Given its position straddling Asia and Europe, Turkey can heavily influence the Caucasus, Central Asia, the EU, the Mediterranean, and the Middle East. Under the 1936 Montreux Convention, Ankara controls passage through the long-contested Turkish Straits (the Bosporus, the Sea of Marmara, and the Dardanelles), vital waterways that connect the Black and Aegean Seas and through which hundreds of millions of tons of cargo pass each year. It hosts U.S. and NATO military forces at several of its bases, with U.S. nuclear weapons housed at Incirlik Air Force Base, and it has played a role in many of the post-Cold War conflicts in the Middle East. As a result, it’s been also a major transit point during the migration crises that have stricken the region. President Erdogan now aims to project Turkey’s power further, especially in the Middle East, where a receding U.S. presence has left a vacuum Ankara hopes to fill. Erdogan has engineered an assertive shift in foreign policy that focuses on expanding Turkey’s military and diplomatic footprint. To this end, Turkey has launched military interventions in countries including Azerbaijan, Iraq, Libya and Syria; supplied partners such as Ethiopia and Ukraine with drones; and built Islamic schools abroad.

With the Turkish economy suffering, Erdogan has reversed policy by attempting to improve relations with Bahrain, Egypt, Saudi Arabia and the UAE. The new rapprochement aims to shed Turkey’s isolation and to attract munch needed Emirati and Saudi investors.Top of Form

President Joe Biden has mostly kept Ankara at a distance; he excluded Erdogan from his 2021 Summit for Democracy and has referred to the Armenian genocide officially.

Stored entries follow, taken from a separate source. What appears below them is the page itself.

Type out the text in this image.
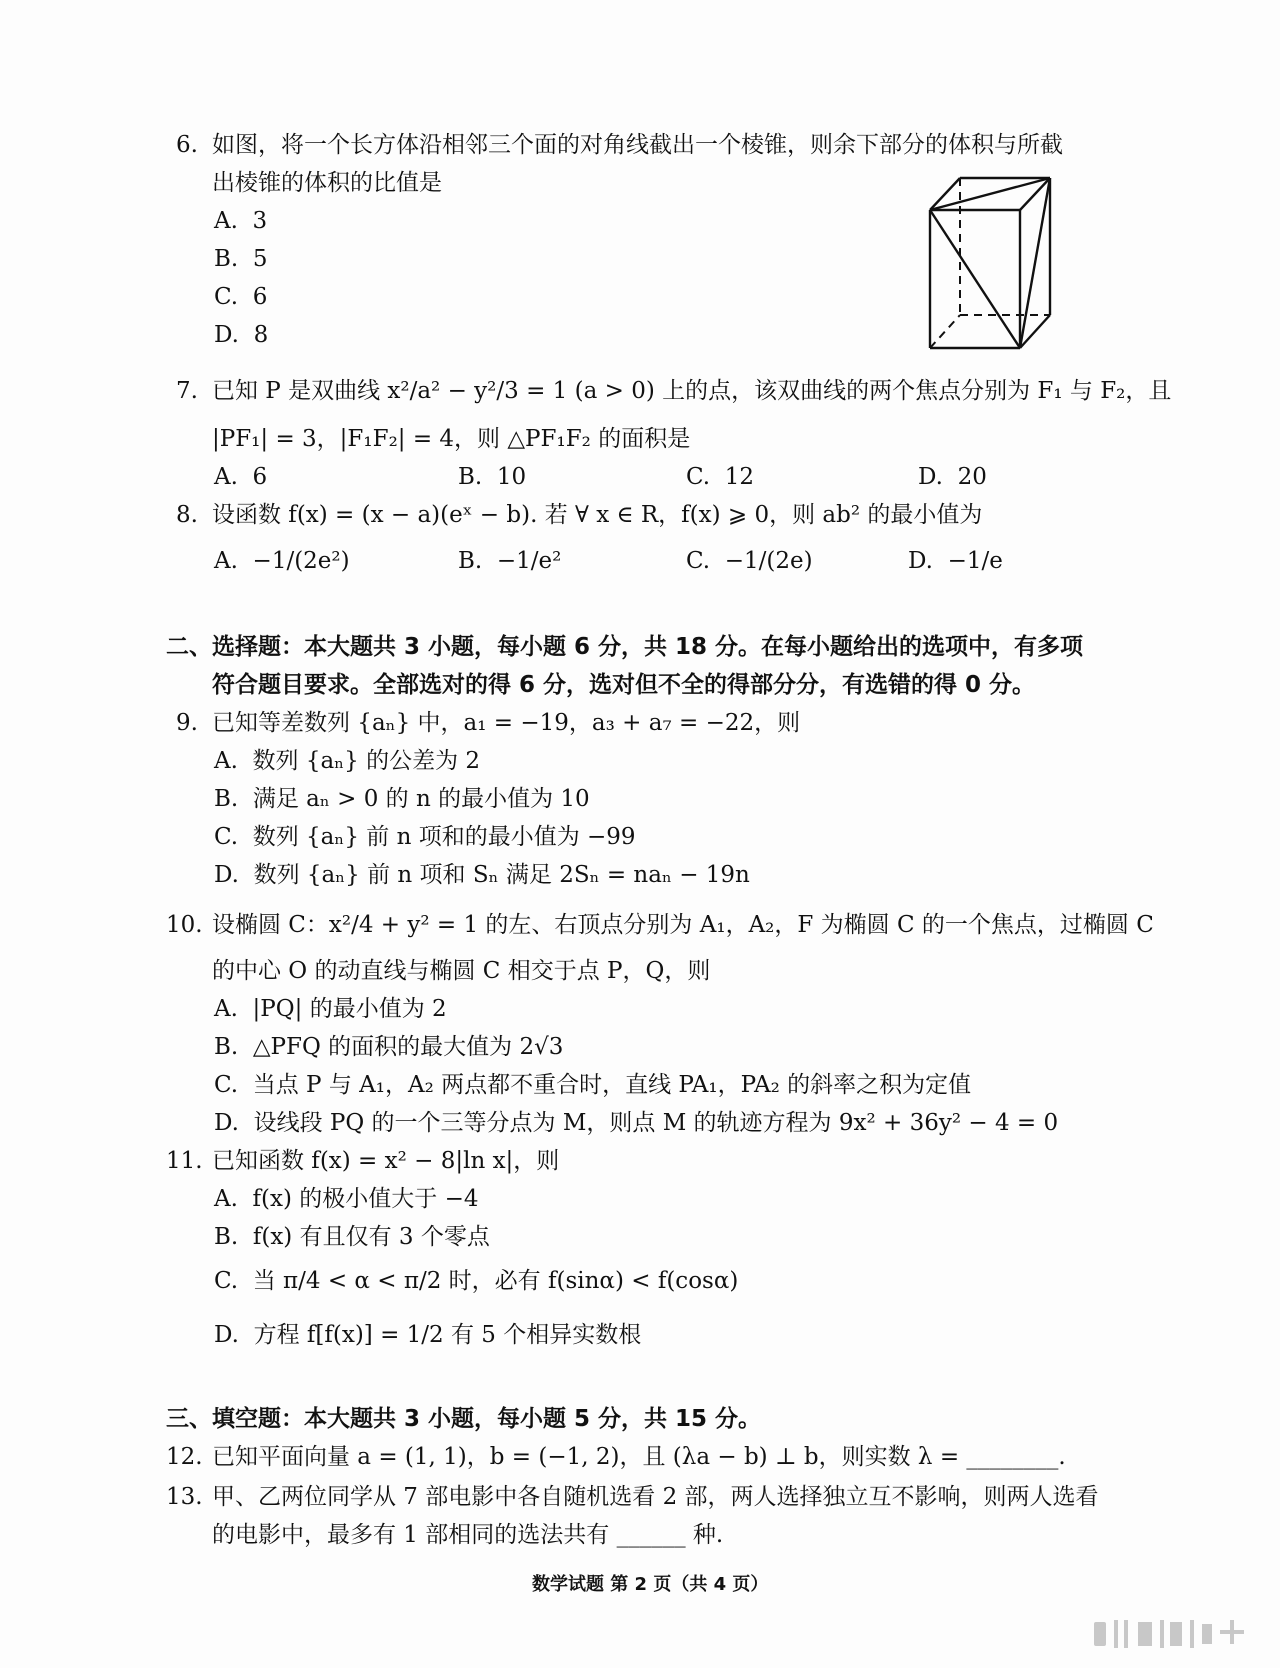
6. 如图，将一个长方体沿相邻三个面的对角线截出一个棱锥，则余下部分的体积与所截
出棱锥的体积的比值是
A. 3
B. 5
C. 6
D. 8
7. 已知 P 是双曲线 x²/a² − y²/3 = 1 (a > 0) 上的点，该双曲线的两个焦点分别为 F₁ 与 F₂，且
|PF₁| = 3，|F₁F₂| = 4，则 △PF₁F₂ 的面积是
A. 6	B. 10	C. 12	D. 20
8. 设函数 f(x) = (x − a)(eˣ − b). 若 ∀ x ∈ R，f(x) ⩾ 0，则 ab² 的最小值为
A. −1/(2e²)	B. −1/e²	C. −1/(2e)	D. −1/e
二、选择题：本大题共 3 小题，每小题 6 分，共 18 分。在每小题给出的选项中，有多项
符合题目要求。全部选对的得 6 分，选对但不全的得部分分，有选错的得 0 分。
9. 已知等差数列 {aₙ} 中，a₁ = −19，a₃ + a₇ = −22，则
A. 数列 {aₙ} 的公差为 2
B. 满足 aₙ > 0 的 n 的最小值为 10
C. 数列 {aₙ} 前 n 项和的最小值为 −99
D. 数列 {aₙ} 前 n 项和 Sₙ 满足 2Sₙ = naₙ − 19n
10. 设椭圆 C：x²/4 + y² = 1 的左、右顶点分别为 A₁，A₂，F 为椭圆 C 的一个焦点，过椭圆 C
的中心 O 的动直线与椭圆 C 相交于点 P，Q，则
A. |PQ| 的最小值为 2
B. △PFQ 的面积的最大值为 2√3
C. 当点 P 与 A₁，A₂ 两点都不重合时，直线 PA₁，PA₂ 的斜率之积为定值
D. 设线段 PQ 的一个三等分点为 M，则点 M 的轨迹方程为 9x² + 36y² − 4 = 0
11. 已知函数 f(x) = x² − 8|ln x|，则
A. f(x) 的极小值大于 −4
B. f(x) 有且仅有 3 个零点
C. 当 π/4 < α < π/2 时，必有 f(sinα) < f(cosα)
D. 方程 f[f(x)] = 1/2 有 5 个相异实数根
三、填空题：本大题共 3 小题，每小题 5 分，共 15 分。
12. 已知平面向量 a = (1, 1)，b = (−1, 2)，且 (λa − b) ⊥ b，则实数 λ = ________.
13. 甲、乙两位同学从 7 部电影中各自随机选看 2 部，两人选择独立互不影响，则两人选看
的电影中，最多有 1 部相同的选法共有 ______ 种.
数学试题 第 2 页（共 4 页）
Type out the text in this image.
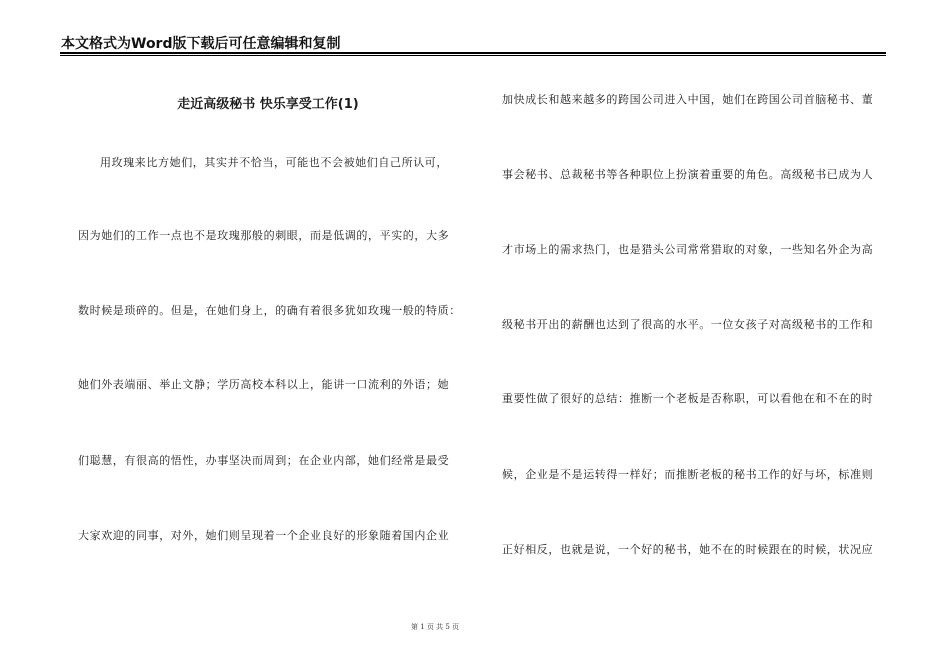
本文格式为Word版下载后可任意编辑和复制
走近高级秘书 快乐享受工作(1)
用玫瑰来比方她们，其实并不恰当，可能也不会被她们自己所认可，
因为她们的工作一点也不是玫瑰那般的刺眼，而是低调的，平实的，大多
数时候是琐碎的。但是，在她们身上，的确有着很多犹如玫瑰一般的特质：
她们外表端丽、举止文静；学历高校本科以上，能讲一口流利的外语；她
们聪慧，有很高的悟性，办事坚决而周到；在企业内部，她们经常是最受
大家欢迎的同事，对外，她们则呈现着一个企业良好的形象随着国内企业
加快成长和越来越多的跨国公司进入中国，她们在跨国公司首脑秘书、董
事会秘书、总裁秘书等各种职位上扮演着重要的角色。高级秘书已成为人
才市场上的需求热门，也是猎头公司常常猎取的对象，一些知名外企为高
级秘书开出的薪酬也达到了很高的水平。一位女孩子对高级秘书的工作和
重要性做了很好的总结：推断一个老板是否称职，可以看他在和不在的时
候，企业是不是运转得一样好；而推断老板的秘书工作的好与坏，标准则
正好相反，也就是说，一个好的秘书，她不在的时候跟在的时候，状况应
第 1 页 共 5 页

But Turkey’s support for Ukraine against Russia has shifted the calculus; the Biden administration has indicated it is willing to sell F-16 jets and other hardware to Ankara, which it says would serve U.S. interests and NATO unity. This shift in Washington came after Ankara reversed its opposition to Finland’s and Sweden’s bids to join NATO, which had threatened to further strain Turkey’s ties to others in the Alliance.

As tensions with the West persist, Turkey is exploring other relationships, particularly with China and Russia. It has bolstered ties with Beijing, which became Ankara’s largest import partner in 2021. In 2015, Turkey joined the Belt and Road Initiative, giving it access to non-Western financing for infrastructure projects, including nuclear-and-coal-powered energy plants, and spurring foreign investment from China. China has provided Turkey with billions of dollars, in loans and cash swaps since 2016.

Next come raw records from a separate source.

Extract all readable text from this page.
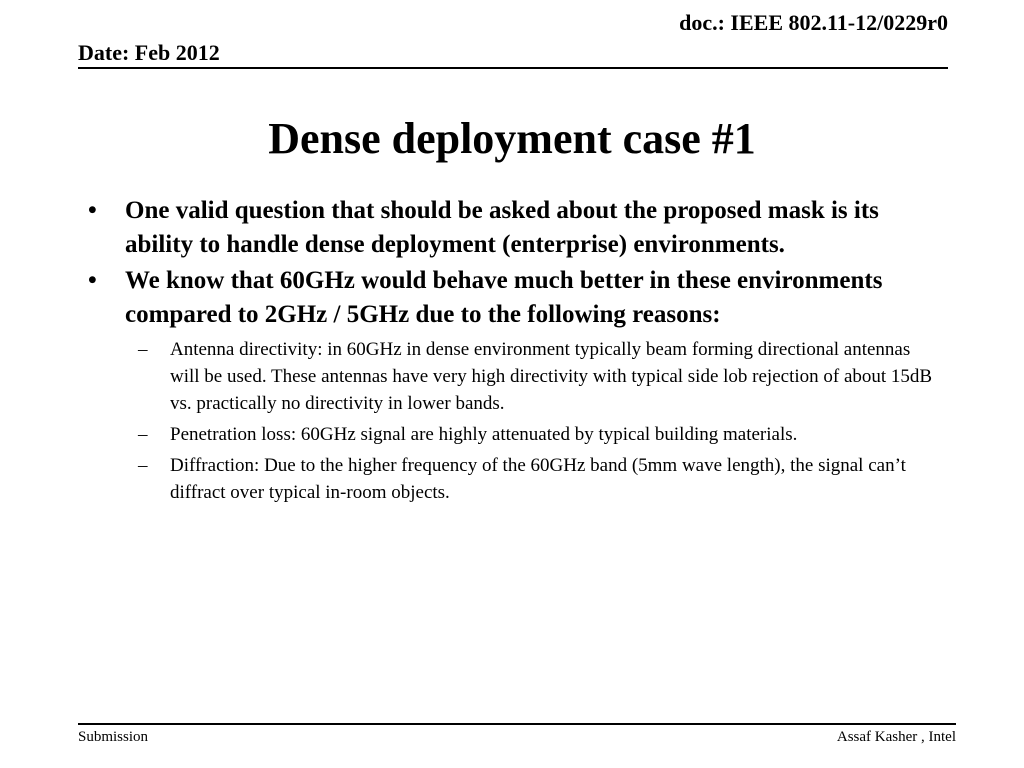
doc.: IEEE 802.11-12/0229r0
Date: Feb 2012
Dense deployment case #1
• One valid question that should be asked about the proposed mask is its ability to handle dense deployment (enterprise) environments.
• We know that 60GHz would behave much better in these environments compared to 2GHz / 5GHz due to the following reasons:
– Antenna directivity: in 60GHz in dense environment typically beam forming directional antennas will be used. These antennas have very high directivity with typical side lob rejection of about 15dB vs. practically no directivity in lower bands.
– Penetration loss: 60GHz signal are highly attenuated by typical building materials.
– Diffraction: Due to the higher frequency of the 60GHz band (5mm wave length), the signal can’t diffract over typical in-room objects.
Submission	Assaf Kasher , Intel
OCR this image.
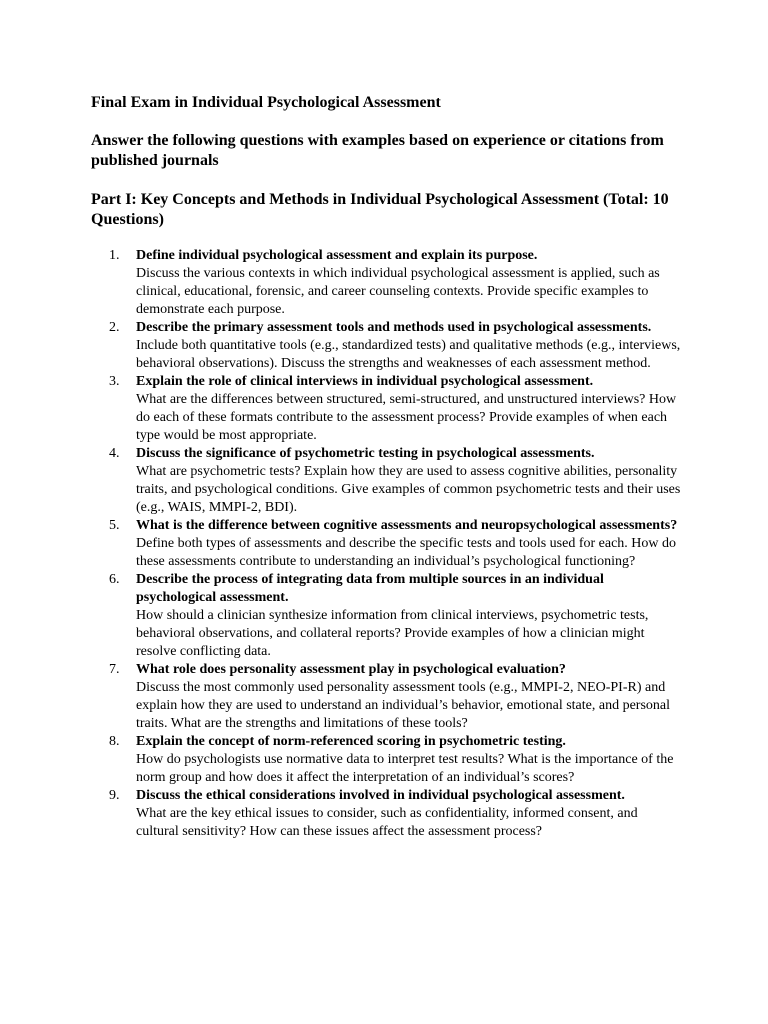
Final Exam in Individual Psychological Assessment

Answer the following questions with examples based on experience or citations from published journals

Part I: Key Concepts and Methods in Individual Psychological Assessment (Total: 10 Questions)
1.	Define individual psychological assessment and explain its purpose.
Discuss the various contexts in which individual psychological assessment is applied, such as clinical, educational, forensic, and career counseling contexts. Provide specific examples to demonstrate each purpose.
2.	Describe the primary assessment tools and methods used in psychological assessments.
Include both quantitative tools (e.g., standardized tests) and qualitative methods (e.g., interviews, behavioral observations). Discuss the strengths and weaknesses of each assessment method.
3.	Explain the role of clinical interviews in individual psychological assessment.
What are the differences between structured, semi-structured, and unstructured interviews? How do each of these formats contribute to the assessment process? Provide examples of when each type would be most appropriate.
4.	Discuss the significance of psychometric testing in psychological assessments.
What are psychometric tests? Explain how they are used to assess cognitive abilities, personality traits, and psychological conditions. Give examples of common psychometric tests and their uses (e.g., WAIS, MMPI-2, BDI).
5.	What is the difference between cognitive assessments and neuropsychological assessments?
Define both types of assessments and describe the specific tests and tools used for each. How do these assessments contribute to understanding an individual’s psychological functioning?
6.	Describe the process of integrating data from multiple sources in an individual psychological assessment.
How should a clinician synthesize information from clinical interviews, psychometric tests, behavioral observations, and collateral reports? Provide examples of how a clinician might resolve conflicting data.
7.	What role does personality assessment play in psychological evaluation?
Discuss the most commonly used personality assessment tools (e.g., MMPI-2, NEO-PI-R) and explain how they are used to understand an individual’s behavior, emotional state, and personal traits. What are the strengths and limitations of these tools?
8.	Explain the concept of norm-referenced scoring in psychometric testing.
How do psychologists use normative data to interpret test results? What is the importance of the norm group and how does it affect the interpretation of an individual’s scores?
9.	Discuss the ethical considerations involved in individual psychological assessment.
What are the key ethical issues to consider, such as confidentiality, informed consent, and cultural sensitivity? How can these issues affect the assessment process?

Relations with Russia are likewise complex. In addition to the S-400 missile systems, Ankara and Moscow collaborate on infrastructure projects such as the TurkStream natural gas pipeline and Turkey’s first nuclear power plant.

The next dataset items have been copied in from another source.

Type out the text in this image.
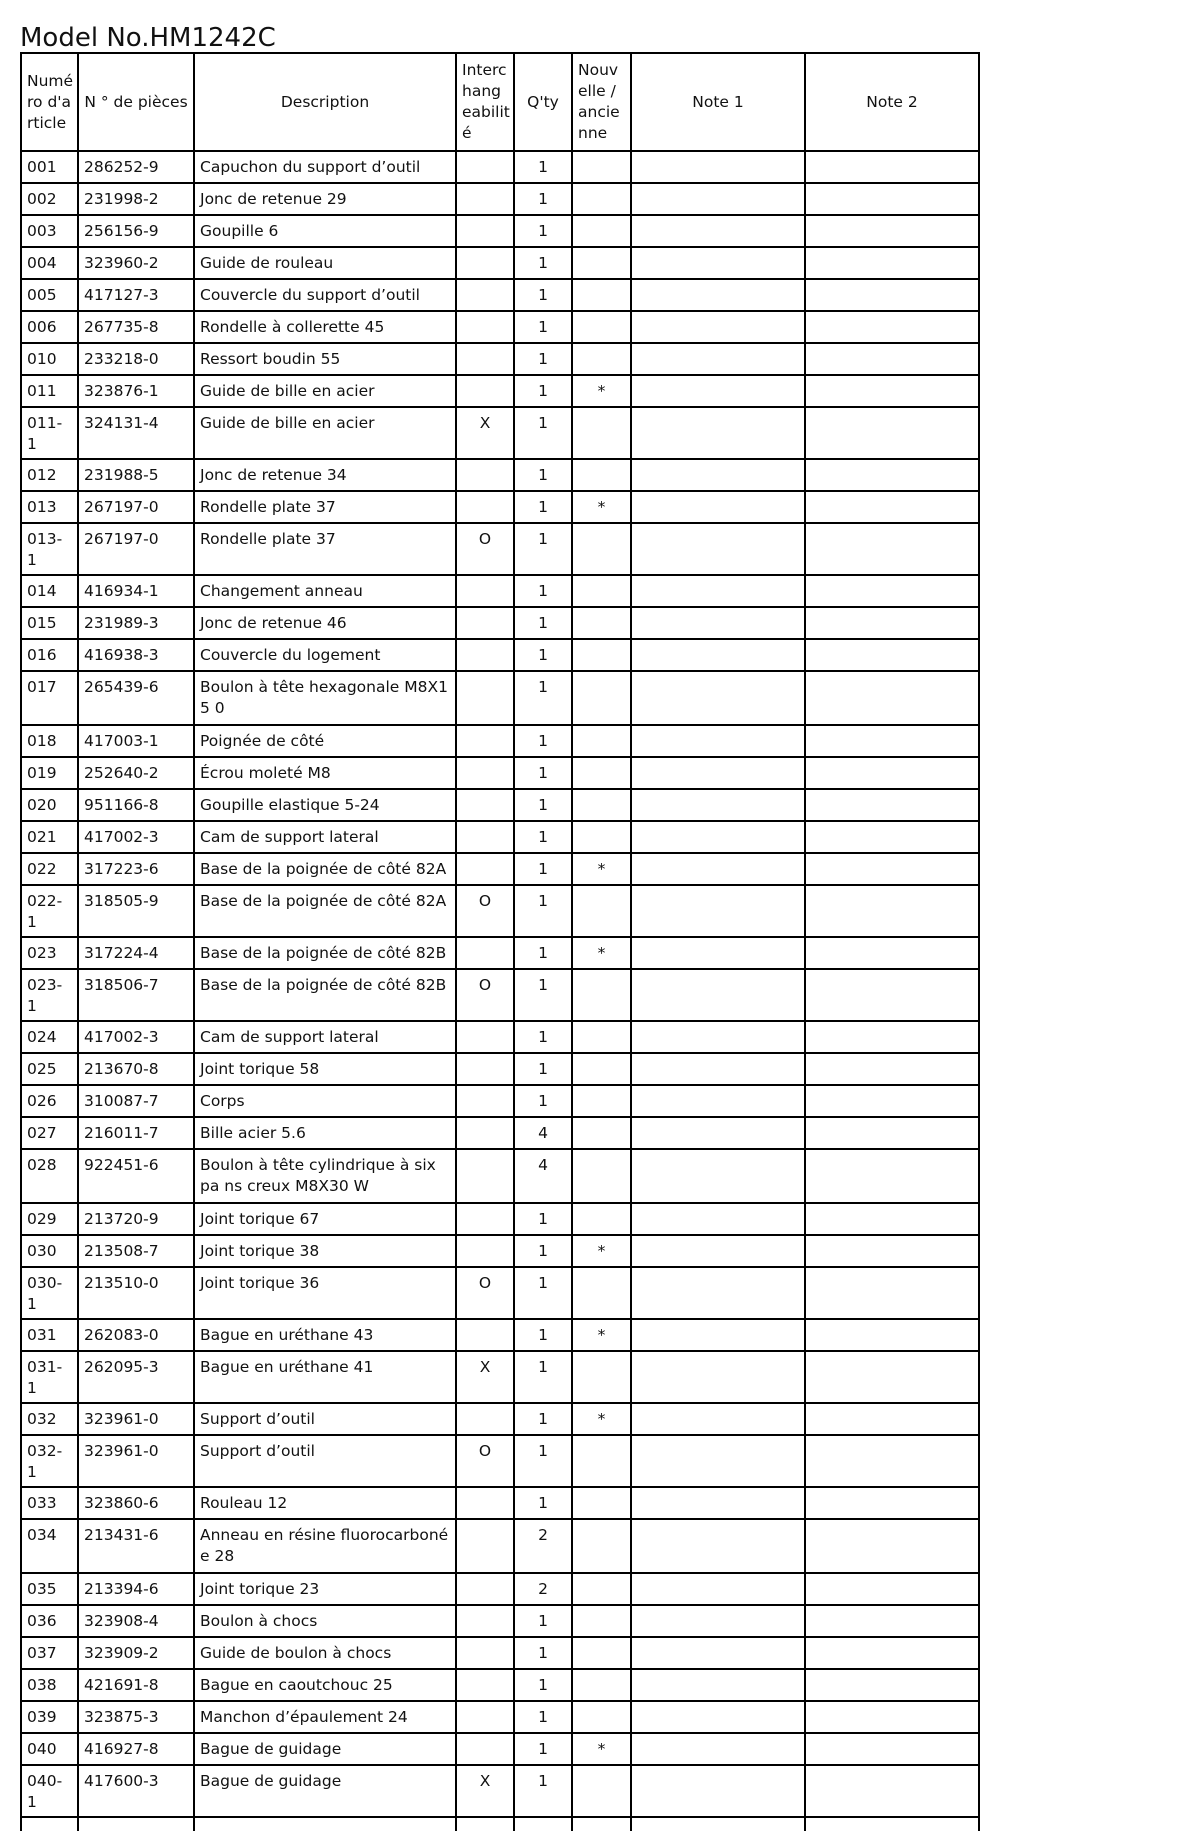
Model No.HM1242C
Numé ro d'a rticle	N ° de pièces	Description	Interc hang eabilit é	Q'ty	Nouv elle / ancie nne	Note 1	Note 2
001	286252-9	Capuchon du support d’outil		1			
002	231998-2	Jonc de retenue 29		1			
003	256156-9	Goupille 6		1			
004	323960-2	Guide de rouleau		1			
005	417127-3	Couvercle du support d’outil		1			
006	267735-8	Rondelle à collerette 45		1			
010	233218-0	Ressort boudin 55		1			
011	323876-1	Guide de bille en acier		1	*		
011-1	324131-4	Guide de bille en acier	X	1			
012	231988-5	Jonc de retenue 34		1			
013	267197-0	Rondelle plate 37		1	*		
013-1	267197-0	Rondelle plate 37	O	1			
014	416934-1	Changement anneau		1			
015	231989-3	Jonc de retenue 46		1			
016	416938-3	Couvercle du logement		1			
017	265439-6	Boulon à tête hexagonale M8X15 0		1			
018	417003-1	Poignée de côté		1			
019	252640-2	Écrou moleté M8		1			
020	951166-8	Goupille elastique 5-24		1			
021	417002-3	Cam de support lateral		1			
022	317223-6	Base de la poignée de côté 82A		1	*		
022-1	318505-9	Base de la poignée de côté 82A	O	1			
023	317224-4	Base de la poignée de côté 82B		1	*		
023-1	318506-7	Base de la poignée de côté 82B	O	1			
024	417002-3	Cam de support lateral		1			
025	213670-8	Joint torique 58		1			
026	310087-7	Corps		1			
027	216011-7	Bille acier 5.6		4			
028	922451-6	Boulon à tête cylindrique à six pa ns creux M8X30 W		4			
029	213720-9	Joint torique 67		1			
030	213508-7	Joint torique 38		1	*		
030-1	213510-0	Joint torique 36	O	1			
031	262083-0	Bague en uréthane 43		1	*		
031-1	262095-3	Bague en uréthane 41	X	1			
032	323961-0	Support d’outil		1	*		
032-1	323961-0	Support d’outil	O	1			
033	323860-6	Rouleau 12		1			
034	213431-6	Anneau en résine fluorocarboné e 28		2			
035	213394-6	Joint torique 23		2			
036	323908-4	Boulon à chocs		1			
037	323909-2	Guide de boulon à chocs		1			
038	421691-8	Bague en caoutchouc 25		1			
039	323875-3	Manchon d’épaulement 24		1			
040	416927-8	Bague de guidage		1	*		
040-1	417600-3	Bague de guidage	X	1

Additionally, Turkey depends heavily on Russian energy imports. However, the two countries have backed opposing sides in recent conflicts, including the civil wars in Libya and Syria and the 2020 conflict between Armenia and Azerbaijan. In 2022, Turkey initially tried to remain impartial in the Russian-Ukraine war despite an agreement to supply Ukraine with drones, but it later supported a UN vote condemning Russia’s invasion, banned all combat ships from the Turkish Straits, and blocked Syria-bound aircraft from its airspace. Still, Ankara has opposed Western sanctions on Russia due to its energy needs.

Some experts say Turkey isn’t shunning the West by cultivating these relationships. Turkey’s new foreign policy is best understood not as a drift toward Russia and China but as expressive of a desire to keep a foot in each camp and to manage great-power rivalry, Erdogan sees Turkey’s ties to its Western allies as central to its aspirations to become a world power.

With elections planned for 2023 and Turkey’s economy struggling, many observers expect that the AKP will further emphasize nationalist ideology to galvanize its base. Erdogan is also seeking to elevate Turkey’s international status by establishing it as the representative of the broader Muslim world and by pressing his “bigger than five” agenda which would see international leadership expand beyond the UN Security Council’s five permanent members.  As part of this vision Turkey has pushed its favored approach to Islamic law, especially in Africa in competition with Saudi Arabia.